Several pieces of experimental evidence suggest that administration of anti-beta amyloid (A beta) vaccines, passive anti-A beta antibodies or anti-inflammatory drugs can reduce A beta deposition as well as associated cognitive/behavioral deficits in an Alzheimer disease (AD) transgenic (Tg) mouse model and, as such, may have some efficacy in human AD patients as well. In the investigation reported here an A beta 1-42 peptide vaccine was administered to 16-month old APP+PS1 transgenic (Tg) mice in which A beta deposition, cognitive memory deficits as well as levels of several pro-inflammatory cytokines were measured in response to the vaccination regimen. After vaccination, the anti-A beta 1-42 antibody-producing mice demonstrated a significant reduction in the sera levels of 4 pro-inflammatory cytokines (TNF-alpha, IL-6, IL-1 alpha, and IL-12). Importantly, reductions in the cytokine levels of TNF-alpha and IL-6 were correlated with cognitive/behavioral improvement in the Tg mice. However, no differences in cerebral A beta deposition in these mice were noted among the different control and experimental groups, i.e., A beta 1-42 peptide vaccinated, control peptide vaccinated, or non-vaccinated mice.
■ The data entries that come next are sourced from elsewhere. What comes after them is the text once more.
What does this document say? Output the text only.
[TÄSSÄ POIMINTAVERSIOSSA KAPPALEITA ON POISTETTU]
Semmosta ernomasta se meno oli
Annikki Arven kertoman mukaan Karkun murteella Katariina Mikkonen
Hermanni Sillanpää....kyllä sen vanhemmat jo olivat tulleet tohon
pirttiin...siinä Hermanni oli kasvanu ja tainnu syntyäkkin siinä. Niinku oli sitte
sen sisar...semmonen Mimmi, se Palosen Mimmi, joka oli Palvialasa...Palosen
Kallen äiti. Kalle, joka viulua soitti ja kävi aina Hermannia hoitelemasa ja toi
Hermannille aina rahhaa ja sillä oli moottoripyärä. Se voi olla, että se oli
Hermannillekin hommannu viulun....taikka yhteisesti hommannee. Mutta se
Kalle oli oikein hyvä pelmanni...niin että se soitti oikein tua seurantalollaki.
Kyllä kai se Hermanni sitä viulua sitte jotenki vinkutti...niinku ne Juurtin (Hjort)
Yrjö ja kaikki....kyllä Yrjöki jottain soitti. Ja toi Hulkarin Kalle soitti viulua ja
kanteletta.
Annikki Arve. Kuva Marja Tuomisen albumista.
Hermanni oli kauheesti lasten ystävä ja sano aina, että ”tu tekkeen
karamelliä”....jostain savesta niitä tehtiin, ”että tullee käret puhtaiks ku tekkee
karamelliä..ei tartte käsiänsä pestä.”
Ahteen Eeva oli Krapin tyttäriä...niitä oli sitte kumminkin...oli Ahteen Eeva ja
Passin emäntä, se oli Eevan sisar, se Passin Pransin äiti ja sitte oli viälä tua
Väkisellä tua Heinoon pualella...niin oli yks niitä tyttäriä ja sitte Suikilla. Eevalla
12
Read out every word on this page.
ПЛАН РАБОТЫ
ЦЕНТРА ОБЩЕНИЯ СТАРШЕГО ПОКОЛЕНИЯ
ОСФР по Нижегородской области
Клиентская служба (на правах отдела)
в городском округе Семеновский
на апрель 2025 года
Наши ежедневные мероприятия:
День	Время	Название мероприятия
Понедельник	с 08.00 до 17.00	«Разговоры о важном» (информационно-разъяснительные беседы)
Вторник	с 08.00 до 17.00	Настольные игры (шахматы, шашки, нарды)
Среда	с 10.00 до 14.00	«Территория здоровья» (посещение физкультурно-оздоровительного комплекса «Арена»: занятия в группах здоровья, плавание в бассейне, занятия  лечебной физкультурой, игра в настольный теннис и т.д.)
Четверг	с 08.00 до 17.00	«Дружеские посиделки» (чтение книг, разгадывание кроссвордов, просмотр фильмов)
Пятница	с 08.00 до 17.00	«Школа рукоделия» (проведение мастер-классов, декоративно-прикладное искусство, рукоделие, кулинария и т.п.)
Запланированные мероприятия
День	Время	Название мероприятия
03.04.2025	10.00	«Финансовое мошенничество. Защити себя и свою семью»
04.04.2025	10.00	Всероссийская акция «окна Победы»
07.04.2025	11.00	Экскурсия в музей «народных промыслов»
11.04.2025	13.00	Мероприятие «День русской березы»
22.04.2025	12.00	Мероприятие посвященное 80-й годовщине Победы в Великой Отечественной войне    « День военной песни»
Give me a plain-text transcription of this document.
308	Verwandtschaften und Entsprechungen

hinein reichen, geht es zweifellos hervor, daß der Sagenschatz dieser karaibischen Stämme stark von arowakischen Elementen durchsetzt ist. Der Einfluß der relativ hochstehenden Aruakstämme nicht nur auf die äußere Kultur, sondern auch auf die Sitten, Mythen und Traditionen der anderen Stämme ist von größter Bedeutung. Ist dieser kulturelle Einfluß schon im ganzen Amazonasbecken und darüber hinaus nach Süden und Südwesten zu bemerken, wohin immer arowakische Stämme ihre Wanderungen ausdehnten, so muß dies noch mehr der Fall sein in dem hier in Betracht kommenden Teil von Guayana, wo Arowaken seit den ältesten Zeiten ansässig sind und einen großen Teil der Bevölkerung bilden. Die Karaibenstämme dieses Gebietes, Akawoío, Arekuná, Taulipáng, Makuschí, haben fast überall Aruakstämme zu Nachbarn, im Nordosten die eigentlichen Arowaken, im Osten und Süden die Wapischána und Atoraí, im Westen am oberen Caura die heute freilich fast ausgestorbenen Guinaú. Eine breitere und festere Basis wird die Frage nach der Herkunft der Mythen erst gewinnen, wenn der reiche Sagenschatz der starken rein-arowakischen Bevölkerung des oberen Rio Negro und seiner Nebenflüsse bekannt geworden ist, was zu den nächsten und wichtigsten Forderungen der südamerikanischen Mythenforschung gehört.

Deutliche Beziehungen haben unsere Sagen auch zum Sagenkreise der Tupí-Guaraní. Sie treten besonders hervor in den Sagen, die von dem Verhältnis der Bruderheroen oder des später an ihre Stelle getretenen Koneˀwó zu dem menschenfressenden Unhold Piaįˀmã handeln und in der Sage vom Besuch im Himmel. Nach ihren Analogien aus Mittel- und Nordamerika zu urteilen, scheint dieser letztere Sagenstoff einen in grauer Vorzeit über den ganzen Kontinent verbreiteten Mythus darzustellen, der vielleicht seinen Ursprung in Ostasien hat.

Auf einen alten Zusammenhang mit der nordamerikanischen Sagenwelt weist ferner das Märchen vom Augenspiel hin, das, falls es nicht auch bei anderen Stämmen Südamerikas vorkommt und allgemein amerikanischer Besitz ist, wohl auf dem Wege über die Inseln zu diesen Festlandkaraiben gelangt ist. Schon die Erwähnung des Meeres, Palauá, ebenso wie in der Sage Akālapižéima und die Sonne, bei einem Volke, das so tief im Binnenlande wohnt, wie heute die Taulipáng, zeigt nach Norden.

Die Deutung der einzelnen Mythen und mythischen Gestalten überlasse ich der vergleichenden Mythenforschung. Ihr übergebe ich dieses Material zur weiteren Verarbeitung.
However, decreased levels of pro-inflammatory cytokines as well as improved cognitive performance were noted in mice vaccinated with the control peptide as well as those immunized with the A beta 1-42 peptide. These findings suggest that reduction in pro-inflammatory cytokine levels in these mice may be utilized as an early biomarker for vaccination/ treatment induced amelioration of cognitive deficits and are independent of A beta deposition and, interestingly, antigen specific A beta 1-42 vaccination. Since cytokine changes are typically related to T cell activation, the results imply that T cell regulation may have an important role in vaccination or other immunotherapeutic strategies in an AD mouse model and potentially in AD patients. Overall, these cytokine changes may serve as a predictive marker for AD development and progression as well as having potential therapeutic implications.